Je passe ma carte Navigo, passe le portique, monte par les escalators. J'attends. Le RER arrive dans pas longtemps.
Je regarde les rails. Je regarde... et j'imagine.

6 heures 24 :
Le RER est là. Je monte. Les gens descendent. Je descends (c'est un train à deux étages). Je m'assois, quand ce n'est pas rempli de fourmis. Les rideaux se ferment. La scène est terminée.

6 heures 44 :
J'arrive à Gare du Nord. Je descends. Je suis cette vaillante troupe de fourmis qui se dirige vers les escalators. Je monte vite, alors que rien ne presse à part ce stressé qui pousse les gens qui me poussent et qui emboîte le pas sur les autres émotions et qui accélère le temps et les comportements. Antonio Variações le chantait si bien : « Não consigo dominar (Je n'arrive pas à dominer) / Este estado de ansiedade (Cet état d'anxiété). / A pressa de chegar (Dans l'empressèrent d'arriver) ; / P'ra não chegar mais tarde (Pour ne pas arriver plus tard). »
Je marche vite. Escalators, marches métalliques. Bruits de pas, de gens qui parlent, de gens las.
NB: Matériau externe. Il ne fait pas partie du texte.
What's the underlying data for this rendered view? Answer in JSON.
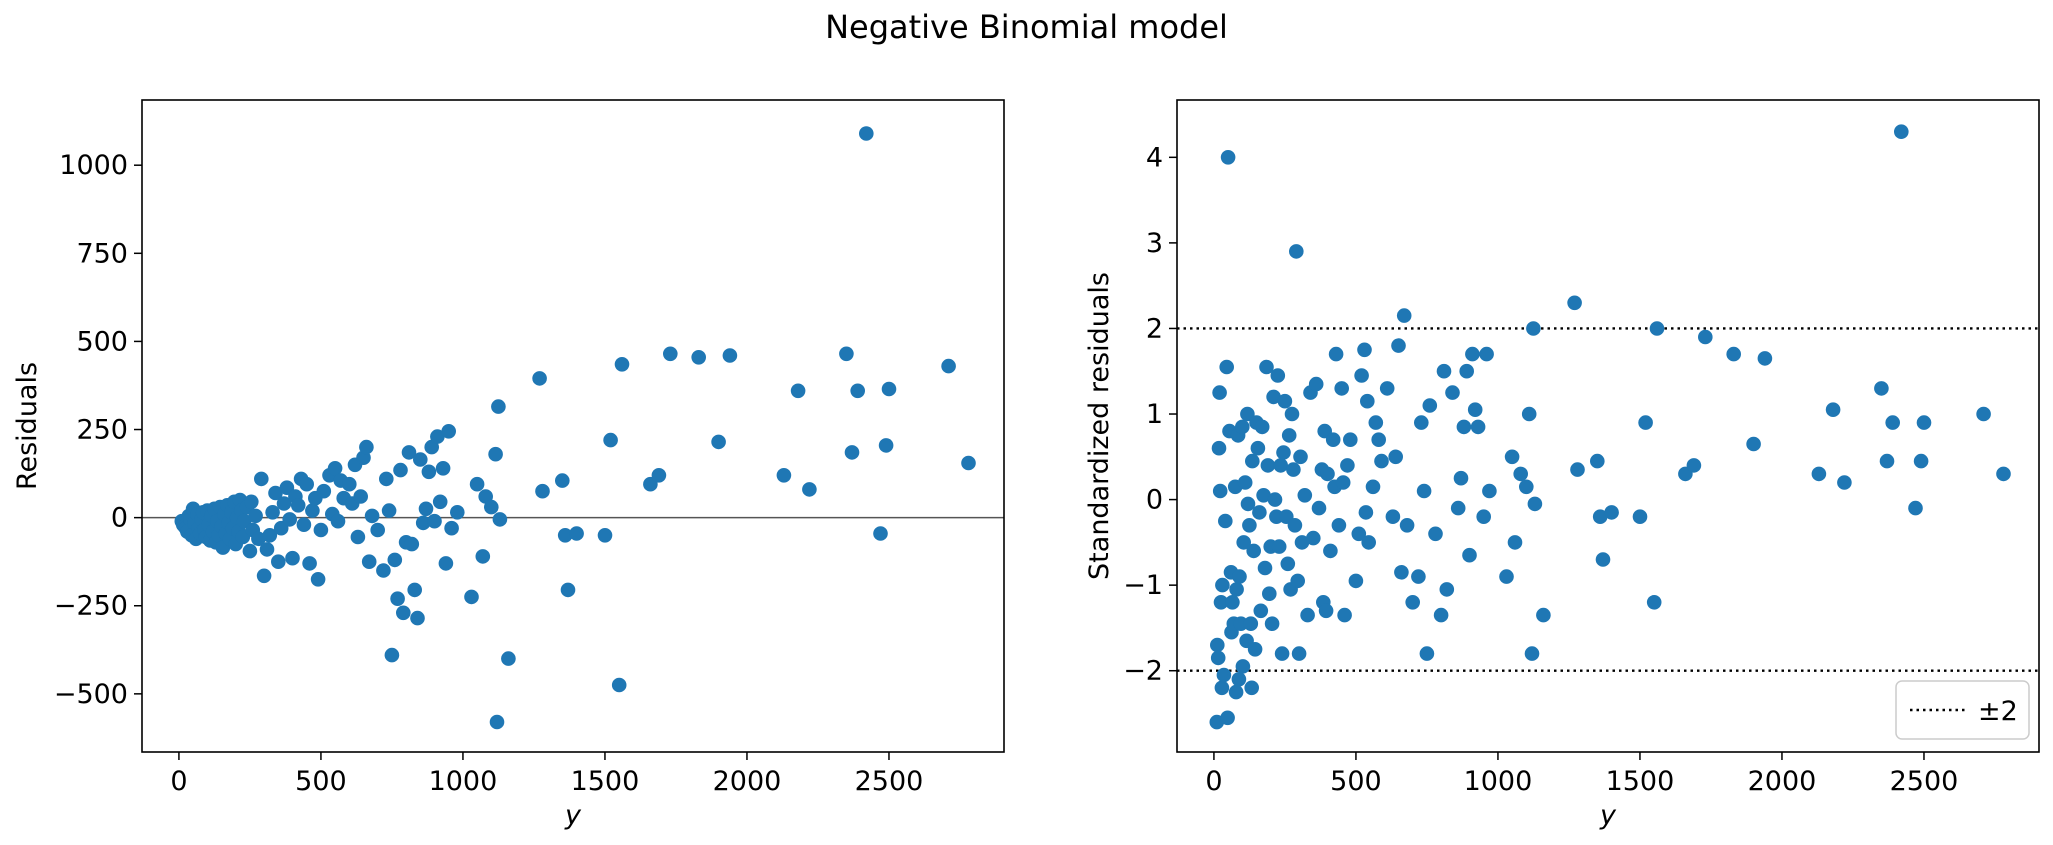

Arrivé dans l'allée principale, peu remplie. Les boutiques ne sont pas ouvertes mais les petites mains travailleuses préparent les rayons.
Je descends pour prendre le second RER. J'avance en tête de quai. J'attends. Toute la France est là. Elle a les yeux noirs, petits, rouges, crevés. Elle dort peu mais s'active beaucoup. Des vieillards, des femmes, des jeunes, des hommes. Ces autres mains travailleuses et ces têtes bien pensantes sont toutes regroupées là. Nous attendons tous l'arrivée du mille-pattes métallique.
Il se gare. On est tous ameutés près des portes. Les gens se poussent. Le mille-pattes paraît se vider de son sang visqueux et noir. On attend que les gens descendent et on monte.
On se pousse, on s'agglutine, on se marche dessus, on s'insulter quelques fois, on force le passage. Nous voici serrés.
On avance. Le chemin se fait ainsi.

6 heures 57 :
Arrivé à ma station. « Pardon », « Veuillez m'excuser », je me faufile à travers les gens.
Je marche vite, pourtant mon cours ne commence qu'à huit heures. Alors je ralentis.
Je sors de la station souterraine. Je marche dans le froid et dans le noir bousculé par les lumières la ville.
Certains et certaines courent. Leur nez est rouge ; leur souffle est chaud. Pourtant, ils ont peu de tissus sur eux. Ils sont courageux. Moi, je suis avec ma doudoune et mon écharpe. Je vais lentement car le rythme tourbillonnant de la journée va me rattraper. Musique dans les oreilles, je marche tranquillement. J'ai le temps. Pourtant, j'ai cette sensation qui me pousse à aller vite. Les gens autour de moi vont à vive allure. Mais je me concentre sur mes pas. Je passe près du Jardin du Luxembourg. Je le longe. Je vois parfois des maîtres et des maîtresses avec leur chien ici. Mais le trottoir n'est emprunté que par des coureurs, et par des gens pressés.
Je suis presqu'arrivé à l'université. Les portes sont fermées. J'attends alors seul, sous le porche.

7 heures 30 :
C'est ouvert. J'ai été rejoint par ma belle copine entre-temps. Nous sommes fatigués, mais nous sourions. Je prépare ma carte, ouvre mon sac et on entre.
On se dirige vers l'amphithéâtre. On s'assoit à côté. Parfois, le silence nous rappelle que la fatigue prend possession de nous. Parfois, le silence prépare à la tornade que va constituer la journée, puis la semaine, puis le mois. On attend dehors.

7 heures 50 :
On entre. Deuxième rang, on s'assoit à nos places habituelles.
On prépare nos ordinateurs, nos doigts froids et engourdis. On attend le professeur.

8 heures :
Le professeur est là, fatigué, mais il commence.
On ne fait qu'écouter, taper et poser des questions pendant trois heures.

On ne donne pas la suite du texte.